Scientific classification
- Kingdom: Animalia
- Phylum: Chordata
- Class: Reptilia
- Order: Squamata
- Suborder: Serpentes
- Family: Lamprophiidae
- Genus: Gracililima Broadley, Tolley, Conradie, Wishart, J.-F. Trape, Burger, Kusamba, Zassi-Boulou & Greenbaum, 2018
- Species: G. nyassae
- Binomial name: Gracililima nyassae (Günther, 1888)
- Synonyms: Simocephalus nyassae Günther, 1888; Gonionotophis degrijsi F. Werner, 1906; Mehelya nyassae — Broadley, 1959; Gonionotophis nyassae — Kelly et al., 2011; Gracililima nyassae — Broadley et al., 2018;

= Black file snake =

- Genus: Gracililima
- Species: nyassae
- Authority: (Günther, 1888)
- Conservation status: LC
- Synonyms: Simocephalus nyassae , Günther, 1888, Gonionotophis degrijsi , F. Werner, 1906, Mehelya nyassae , — Broadley, 1959, Gonionotophis nyassae , — Kelly et al., 2011, Gracililima nyassae , — Broadley et al., 2018
- Parent authority: Broadley, Tolley, Conradie, Wishart, J.-F. Trape, Burger, Kusamba, Zassi-Boulou & Greenbaum, 2018

Species of snake

The black file snake (Gracililima nyassae), also known commonly as the dwarf file snake or the Nyassa file snake, is a species of snake in the subfamily Lamprophiinae of the family Lamprophiidae.

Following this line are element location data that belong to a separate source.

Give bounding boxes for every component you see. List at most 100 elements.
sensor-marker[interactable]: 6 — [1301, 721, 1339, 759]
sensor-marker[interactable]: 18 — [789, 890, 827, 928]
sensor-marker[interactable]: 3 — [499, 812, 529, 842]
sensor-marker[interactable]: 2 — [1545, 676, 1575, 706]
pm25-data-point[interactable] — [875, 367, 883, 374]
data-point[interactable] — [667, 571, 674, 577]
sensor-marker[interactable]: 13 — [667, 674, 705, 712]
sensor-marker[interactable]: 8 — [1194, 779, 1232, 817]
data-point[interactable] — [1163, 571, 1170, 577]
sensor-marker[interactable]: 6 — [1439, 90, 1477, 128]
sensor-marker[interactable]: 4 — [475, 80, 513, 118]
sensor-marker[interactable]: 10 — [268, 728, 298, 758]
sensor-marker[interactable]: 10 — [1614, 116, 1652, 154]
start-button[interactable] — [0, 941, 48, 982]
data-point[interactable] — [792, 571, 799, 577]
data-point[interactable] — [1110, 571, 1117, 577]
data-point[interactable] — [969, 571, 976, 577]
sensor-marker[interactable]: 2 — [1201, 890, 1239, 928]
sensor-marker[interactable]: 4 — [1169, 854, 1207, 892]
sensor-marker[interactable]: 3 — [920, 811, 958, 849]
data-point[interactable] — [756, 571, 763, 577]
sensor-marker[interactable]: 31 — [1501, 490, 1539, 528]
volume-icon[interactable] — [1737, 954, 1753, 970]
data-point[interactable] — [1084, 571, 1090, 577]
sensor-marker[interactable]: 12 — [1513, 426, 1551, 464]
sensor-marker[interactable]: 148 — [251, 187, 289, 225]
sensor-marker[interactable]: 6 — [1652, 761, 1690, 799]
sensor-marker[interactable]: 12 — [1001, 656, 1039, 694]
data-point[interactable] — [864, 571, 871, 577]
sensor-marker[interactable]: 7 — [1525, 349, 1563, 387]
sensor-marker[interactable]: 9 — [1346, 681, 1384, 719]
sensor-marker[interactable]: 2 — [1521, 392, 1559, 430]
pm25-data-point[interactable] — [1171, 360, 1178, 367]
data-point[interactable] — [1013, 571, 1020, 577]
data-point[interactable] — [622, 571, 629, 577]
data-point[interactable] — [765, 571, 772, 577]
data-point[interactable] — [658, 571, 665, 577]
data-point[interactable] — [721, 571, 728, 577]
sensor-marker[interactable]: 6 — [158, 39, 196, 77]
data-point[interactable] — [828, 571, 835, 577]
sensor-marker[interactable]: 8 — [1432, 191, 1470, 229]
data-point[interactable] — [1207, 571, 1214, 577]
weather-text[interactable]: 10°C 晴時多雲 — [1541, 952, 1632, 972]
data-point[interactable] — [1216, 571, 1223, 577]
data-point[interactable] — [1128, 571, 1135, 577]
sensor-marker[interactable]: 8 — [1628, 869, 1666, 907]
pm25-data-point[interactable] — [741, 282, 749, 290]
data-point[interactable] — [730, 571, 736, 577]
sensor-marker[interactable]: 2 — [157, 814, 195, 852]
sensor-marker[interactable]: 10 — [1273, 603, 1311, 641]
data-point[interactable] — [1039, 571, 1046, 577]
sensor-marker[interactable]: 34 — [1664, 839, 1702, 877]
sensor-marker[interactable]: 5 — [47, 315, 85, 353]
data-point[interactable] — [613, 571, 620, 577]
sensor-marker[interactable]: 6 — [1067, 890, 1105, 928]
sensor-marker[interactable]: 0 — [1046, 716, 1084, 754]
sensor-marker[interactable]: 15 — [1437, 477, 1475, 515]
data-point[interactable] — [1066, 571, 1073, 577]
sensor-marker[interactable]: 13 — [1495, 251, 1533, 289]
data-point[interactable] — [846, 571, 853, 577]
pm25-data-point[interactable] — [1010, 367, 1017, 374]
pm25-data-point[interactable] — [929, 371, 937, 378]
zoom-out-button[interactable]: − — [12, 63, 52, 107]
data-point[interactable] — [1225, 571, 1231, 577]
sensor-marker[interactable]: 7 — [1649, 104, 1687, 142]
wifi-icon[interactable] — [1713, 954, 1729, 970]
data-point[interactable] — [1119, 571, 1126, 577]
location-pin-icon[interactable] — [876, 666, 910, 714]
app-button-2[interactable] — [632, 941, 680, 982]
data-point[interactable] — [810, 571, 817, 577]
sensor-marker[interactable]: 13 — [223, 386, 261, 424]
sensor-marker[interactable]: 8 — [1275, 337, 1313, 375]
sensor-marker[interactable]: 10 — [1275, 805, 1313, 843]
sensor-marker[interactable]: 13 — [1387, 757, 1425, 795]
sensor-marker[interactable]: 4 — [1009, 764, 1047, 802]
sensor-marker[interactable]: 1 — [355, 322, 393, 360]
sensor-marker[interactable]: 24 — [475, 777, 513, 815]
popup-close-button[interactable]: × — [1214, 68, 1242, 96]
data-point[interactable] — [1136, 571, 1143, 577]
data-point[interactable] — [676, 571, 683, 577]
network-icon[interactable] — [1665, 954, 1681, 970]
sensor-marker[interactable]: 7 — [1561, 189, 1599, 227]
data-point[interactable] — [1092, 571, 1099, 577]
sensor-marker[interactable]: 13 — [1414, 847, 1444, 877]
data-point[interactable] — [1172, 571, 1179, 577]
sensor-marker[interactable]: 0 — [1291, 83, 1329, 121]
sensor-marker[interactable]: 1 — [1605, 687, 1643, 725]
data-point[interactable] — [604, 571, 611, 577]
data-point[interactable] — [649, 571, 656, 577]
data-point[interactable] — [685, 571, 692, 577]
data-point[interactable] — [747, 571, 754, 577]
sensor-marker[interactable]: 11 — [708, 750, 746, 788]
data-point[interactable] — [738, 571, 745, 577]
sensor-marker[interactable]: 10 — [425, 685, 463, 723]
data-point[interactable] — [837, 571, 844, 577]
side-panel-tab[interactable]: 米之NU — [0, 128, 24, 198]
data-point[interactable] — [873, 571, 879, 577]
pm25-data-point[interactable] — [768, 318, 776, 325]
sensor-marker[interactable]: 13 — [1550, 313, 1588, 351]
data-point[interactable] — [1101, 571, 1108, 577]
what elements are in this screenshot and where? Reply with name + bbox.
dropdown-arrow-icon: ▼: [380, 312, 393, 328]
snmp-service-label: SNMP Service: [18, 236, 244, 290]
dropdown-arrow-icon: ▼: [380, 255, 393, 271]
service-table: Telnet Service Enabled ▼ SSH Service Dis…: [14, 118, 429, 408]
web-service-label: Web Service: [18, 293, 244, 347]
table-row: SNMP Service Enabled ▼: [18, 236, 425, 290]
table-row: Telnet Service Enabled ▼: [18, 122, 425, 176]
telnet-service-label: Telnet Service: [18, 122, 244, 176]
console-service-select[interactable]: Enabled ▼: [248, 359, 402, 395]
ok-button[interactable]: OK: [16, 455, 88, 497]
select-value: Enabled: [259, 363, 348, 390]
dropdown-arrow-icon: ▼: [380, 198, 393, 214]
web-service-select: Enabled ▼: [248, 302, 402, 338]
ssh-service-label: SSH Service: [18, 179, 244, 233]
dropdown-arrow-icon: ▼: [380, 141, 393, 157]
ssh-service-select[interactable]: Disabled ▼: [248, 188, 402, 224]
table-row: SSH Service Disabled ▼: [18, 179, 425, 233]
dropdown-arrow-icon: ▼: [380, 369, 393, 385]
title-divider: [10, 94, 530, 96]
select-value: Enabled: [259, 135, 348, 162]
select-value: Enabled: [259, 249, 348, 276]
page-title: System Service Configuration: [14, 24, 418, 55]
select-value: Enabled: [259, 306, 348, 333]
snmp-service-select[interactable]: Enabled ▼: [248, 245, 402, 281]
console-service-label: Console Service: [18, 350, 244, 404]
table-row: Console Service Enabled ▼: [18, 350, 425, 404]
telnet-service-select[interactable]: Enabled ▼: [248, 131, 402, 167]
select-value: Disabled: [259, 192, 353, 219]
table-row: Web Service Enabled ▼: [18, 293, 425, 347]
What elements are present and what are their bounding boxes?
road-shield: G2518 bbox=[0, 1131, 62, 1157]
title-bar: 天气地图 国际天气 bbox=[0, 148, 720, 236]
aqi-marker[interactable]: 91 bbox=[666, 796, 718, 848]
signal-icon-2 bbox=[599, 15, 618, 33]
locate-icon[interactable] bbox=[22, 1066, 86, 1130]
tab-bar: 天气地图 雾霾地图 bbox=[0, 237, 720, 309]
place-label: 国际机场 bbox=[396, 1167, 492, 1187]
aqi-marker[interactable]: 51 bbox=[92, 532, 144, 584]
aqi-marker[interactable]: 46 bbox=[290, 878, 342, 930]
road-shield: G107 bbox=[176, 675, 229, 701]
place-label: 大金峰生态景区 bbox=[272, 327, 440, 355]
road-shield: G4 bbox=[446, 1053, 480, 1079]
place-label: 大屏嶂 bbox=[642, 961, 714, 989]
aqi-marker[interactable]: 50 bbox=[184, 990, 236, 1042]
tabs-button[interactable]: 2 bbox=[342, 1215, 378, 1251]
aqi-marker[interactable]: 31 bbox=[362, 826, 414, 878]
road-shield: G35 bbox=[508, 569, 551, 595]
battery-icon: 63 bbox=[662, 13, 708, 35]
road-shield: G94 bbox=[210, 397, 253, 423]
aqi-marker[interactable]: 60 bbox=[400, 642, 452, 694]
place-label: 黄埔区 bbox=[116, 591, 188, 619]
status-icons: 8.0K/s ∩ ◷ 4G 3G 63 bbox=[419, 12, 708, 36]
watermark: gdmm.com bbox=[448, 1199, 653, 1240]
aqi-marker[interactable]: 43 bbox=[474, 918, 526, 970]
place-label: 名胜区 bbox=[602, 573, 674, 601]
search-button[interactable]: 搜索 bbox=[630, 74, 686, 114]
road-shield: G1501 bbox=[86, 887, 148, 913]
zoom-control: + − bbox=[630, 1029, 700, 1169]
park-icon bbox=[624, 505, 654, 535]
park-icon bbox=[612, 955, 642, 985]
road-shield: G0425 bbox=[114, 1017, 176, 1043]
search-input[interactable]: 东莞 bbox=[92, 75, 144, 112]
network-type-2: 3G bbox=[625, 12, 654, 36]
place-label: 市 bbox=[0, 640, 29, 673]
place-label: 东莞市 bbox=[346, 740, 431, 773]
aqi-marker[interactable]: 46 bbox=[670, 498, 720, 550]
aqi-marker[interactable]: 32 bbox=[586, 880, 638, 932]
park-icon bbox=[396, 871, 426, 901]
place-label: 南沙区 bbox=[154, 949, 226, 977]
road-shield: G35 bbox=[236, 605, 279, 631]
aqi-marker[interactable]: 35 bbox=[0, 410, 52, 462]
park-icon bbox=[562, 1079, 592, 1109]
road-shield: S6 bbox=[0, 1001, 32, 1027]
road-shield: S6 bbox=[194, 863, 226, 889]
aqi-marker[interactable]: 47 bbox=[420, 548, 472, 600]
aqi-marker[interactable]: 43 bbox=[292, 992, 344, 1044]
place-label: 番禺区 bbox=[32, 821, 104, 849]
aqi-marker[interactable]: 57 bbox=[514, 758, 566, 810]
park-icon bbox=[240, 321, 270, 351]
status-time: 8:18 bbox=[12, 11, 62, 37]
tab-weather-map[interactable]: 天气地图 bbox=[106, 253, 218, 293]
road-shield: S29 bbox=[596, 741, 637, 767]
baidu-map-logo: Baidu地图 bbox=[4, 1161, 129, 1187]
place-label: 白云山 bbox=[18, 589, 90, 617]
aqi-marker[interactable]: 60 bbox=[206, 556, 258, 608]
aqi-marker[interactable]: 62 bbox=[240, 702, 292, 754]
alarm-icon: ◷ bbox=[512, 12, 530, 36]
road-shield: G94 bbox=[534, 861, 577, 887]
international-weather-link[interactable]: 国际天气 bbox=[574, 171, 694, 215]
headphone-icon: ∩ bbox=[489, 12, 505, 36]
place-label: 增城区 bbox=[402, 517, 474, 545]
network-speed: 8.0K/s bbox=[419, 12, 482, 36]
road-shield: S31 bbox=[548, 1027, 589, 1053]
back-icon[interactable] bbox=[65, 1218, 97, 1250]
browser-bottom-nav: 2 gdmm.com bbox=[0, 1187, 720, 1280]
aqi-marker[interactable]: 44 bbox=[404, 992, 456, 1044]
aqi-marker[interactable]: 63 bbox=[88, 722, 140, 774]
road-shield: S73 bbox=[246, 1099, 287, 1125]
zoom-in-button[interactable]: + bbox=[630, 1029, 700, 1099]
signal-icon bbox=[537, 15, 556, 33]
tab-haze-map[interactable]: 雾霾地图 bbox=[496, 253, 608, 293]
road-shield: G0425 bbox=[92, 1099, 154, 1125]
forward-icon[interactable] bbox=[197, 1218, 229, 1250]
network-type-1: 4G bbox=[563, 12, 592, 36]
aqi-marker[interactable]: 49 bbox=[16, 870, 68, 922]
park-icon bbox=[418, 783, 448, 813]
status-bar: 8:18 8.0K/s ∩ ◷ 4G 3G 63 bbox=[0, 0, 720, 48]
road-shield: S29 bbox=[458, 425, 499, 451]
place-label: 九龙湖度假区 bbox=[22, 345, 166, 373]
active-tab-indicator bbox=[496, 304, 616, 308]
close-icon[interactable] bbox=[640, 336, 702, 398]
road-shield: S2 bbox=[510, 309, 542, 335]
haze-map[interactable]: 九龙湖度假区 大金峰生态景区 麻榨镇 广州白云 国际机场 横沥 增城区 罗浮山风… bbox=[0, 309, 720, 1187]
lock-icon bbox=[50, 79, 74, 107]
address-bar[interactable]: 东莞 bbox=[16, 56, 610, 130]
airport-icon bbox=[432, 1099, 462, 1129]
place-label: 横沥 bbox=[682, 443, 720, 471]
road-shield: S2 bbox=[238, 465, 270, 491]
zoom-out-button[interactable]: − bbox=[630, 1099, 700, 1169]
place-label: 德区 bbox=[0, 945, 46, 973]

The species is endemic to Africa.

==Taxonomy==
Gracililima nyassae is the only species in the genus Gracililima. The species was previously placed in the genera Gonionotophis, Mehelya, and Simocephalus.

==Etymology==
The generic name, Gracililima is from Latin gracili- meaning "slender" + lima meaning "file". The specific name, nyassae, refers to the type locality, "Lake Nyassa" (= Lake Malawi).

==Geographic range==
G. nyassae is found in Botswana, Burundi, Democratic Republic of the Congo, Eswatini, Kenya, Malawi, Mozambique, Namibia, Rwanda, Somalia, South Africa, Tanzania, Zambia, and Zimbabwe.

==Description==
G. nyassae is a small snake. The female may attain a snout-to-vent length (SVL) of 52 cm. The male is shorter, around 44 cm SVL. Dorsally it is dark brown or purplish brown, with pink skin showing between the scales. Unlike the Common File snake, this snake lacks the light dorsal stripe but has the characteristic triangular body, Ventrally it is black to dark olive (uniform phase), or cream-olive to white (bicolored phase).

==Diet==
G. nyassae preys on skinks and other lizards.

==Reproduction==
The black file snake is oviparous. The female may lay as many as six eggs.